God promised Abram and Sarai what they desperately wanted and long waited for: a son. After waiting ten years, they decided to “help” God fulfill His promise by using an Egyptian slave woman as an ancient version of a surrogate mother. In this, Abram and Sarai both acted in unbelief. Abram did not actually marry Hagar, but he acted towards her as a man should only act towards his wife. This wasn’t the right path for Abram, the friend of God and the man of faith. God had a different way for him, but Abram and Sarai didn’t want to take that way.

The Foolishness of Helping God

Abram and Sarai were discouraged enough that they approached the problem of no children by leaving God out of the matter. It was as if they said, “If we remove God from this situation, how do we solve this?” This was wrong for many reasons.

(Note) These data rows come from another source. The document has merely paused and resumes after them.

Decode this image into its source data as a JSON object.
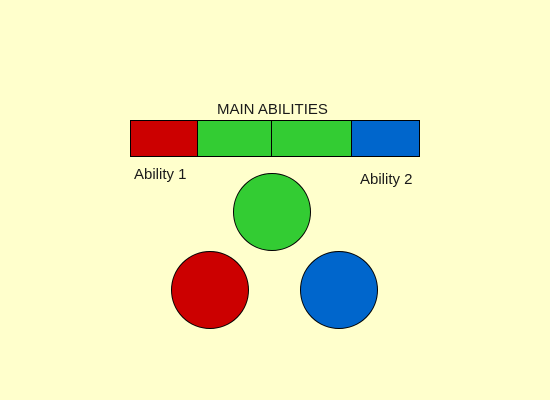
{
  "title": "MAIN ABILITIES",
  "abilities": {
    "ability1_label": "Ability 1",
    "ability2_label": "Ability 2"
  },
  "colors": {
    "background": "#ffffcc",
    "red": "#cc0000",
    "green": "#33cc33",
    "blue": "#0066cc"
  },
  "bar_segments": [
    {
      "color": "red"
    },
    {
      "color": "green"
    },
    {
      "color": "green"
    },
    {
      "color": "blue"
    }
  ],
  "orbs": [
    {
      "color": "green"
    },
    {
      "color": "red"
    },
    {
      "color": "blue"
    }
  ]
}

– God is never removed from any circumstance.
– Men and women of faith must walk in faith, not in unbelief.
– Men and women of faith must live being mindful of the realm of the spirit, not only mindful of the material world.

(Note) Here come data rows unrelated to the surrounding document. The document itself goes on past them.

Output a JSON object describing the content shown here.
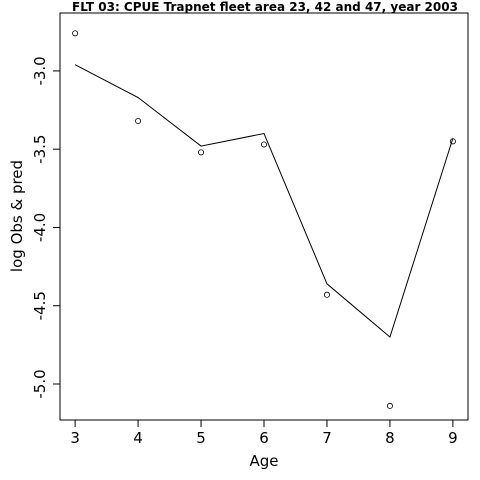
{
  "chart_data": {
    "type": "line",
    "title": "FLT 03: CPUE Trapnet fleet area 23, 42 and 47, year 2003",
    "xlabel": "Age",
    "ylabel": "log Obs & pred",
    "x": [
      3,
      4,
      5,
      6,
      7,
      8,
      9
    ],
    "x_ticks": [
      3,
      4,
      5,
      6,
      7,
      8,
      9
    ],
    "x_tick_labels": [
      "3",
      "4",
      "5",
      "6",
      "7",
      "8",
      "9"
    ],
    "y_ticks": [
      -3.0,
      -3.5,
      -4.0,
      -4.5,
      -5.0
    ],
    "y_tick_labels": [
      "-3.0",
      "-3.5",
      "-4.0",
      "-4.5",
      "-5.0"
    ],
    "xlim": [
      2.76,
      9.24
    ],
    "ylim": [
      -5.23,
      -2.63
    ],
    "grid": false,
    "series": [
      {
        "kind": "points",
        "values": [
          -2.76,
          -3.32,
          -3.52,
          -3.47,
          -4.43,
          -5.14,
          -3.45
        ]
      },
      {
        "kind": "line",
        "values": [
          -2.96,
          -3.17,
          -3.48,
          -3.4,
          -4.36,
          -4.7,
          -3.43
        ]
      }
    ]
  }
}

When a believer impatiently tries to fulfill God’s promises in their own effort, it accomplishes nothing and may even prolong the time until the promise is fulfilled. Jacob had to live as an exile for 25 years, because he thought he had to arrange the fulfillment of God’s promise to get his father’s blessing (Genesis 28:1-5; 33:17-20). Moses had to tend sheep for 40 years in the desert after he tried to arrange the fulfillment of God’s promise by murdering an Egyptian (Exodus 2:11-15; 3:1).

It is better to receive God’s help than to try and help Him in our own wisdom and unbelief. When the servant woman conceived, things only became worse, especially for Sarai, the wife of Abram. Hagar’s pregnancy seemed to confirm that the inability to bear children was Sarai’s problem, not Abram’s. In a culture that so highly valued childbearing, mothering the child of a wealthy and influential man like Abram gave Hagar greater status, and made her appeared more blessed than Sarai.

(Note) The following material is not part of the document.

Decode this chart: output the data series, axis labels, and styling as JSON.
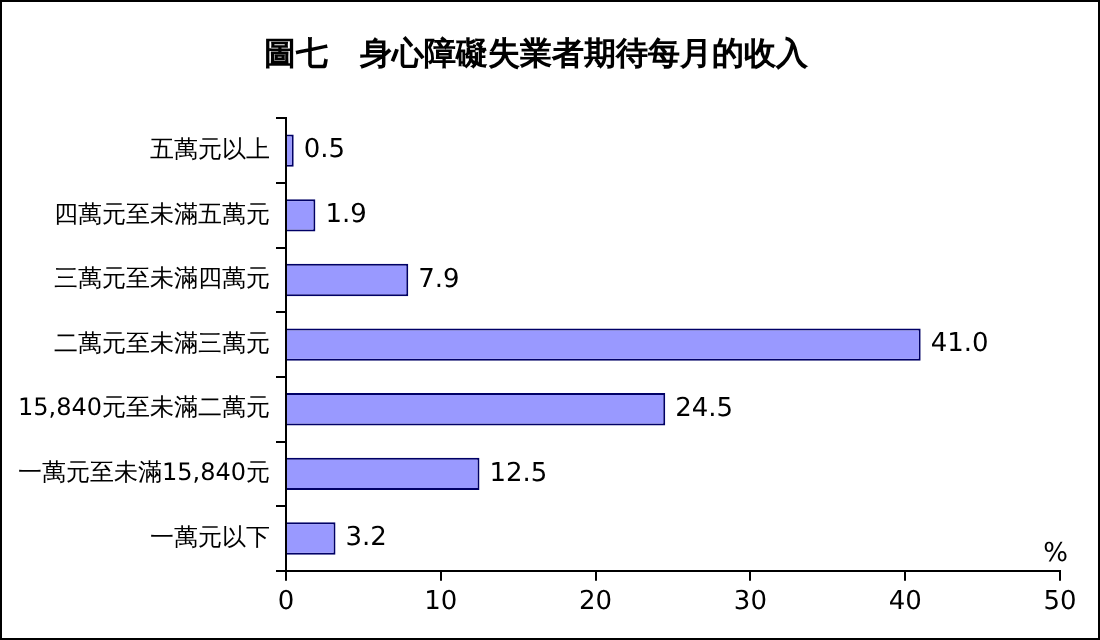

This is a good reminder that results are not enough to justify what we do before God. It’s not right to say, “They got a baby out of it. It must have been God’s will.” The flesh profits nothing (John 6:63), but it can producesomething. Doing things in the flesh may get results, but they may be results that are soon regretted.

Whatever a man or woman attempts to do without God will be a miserable failure – or an even more miserable success.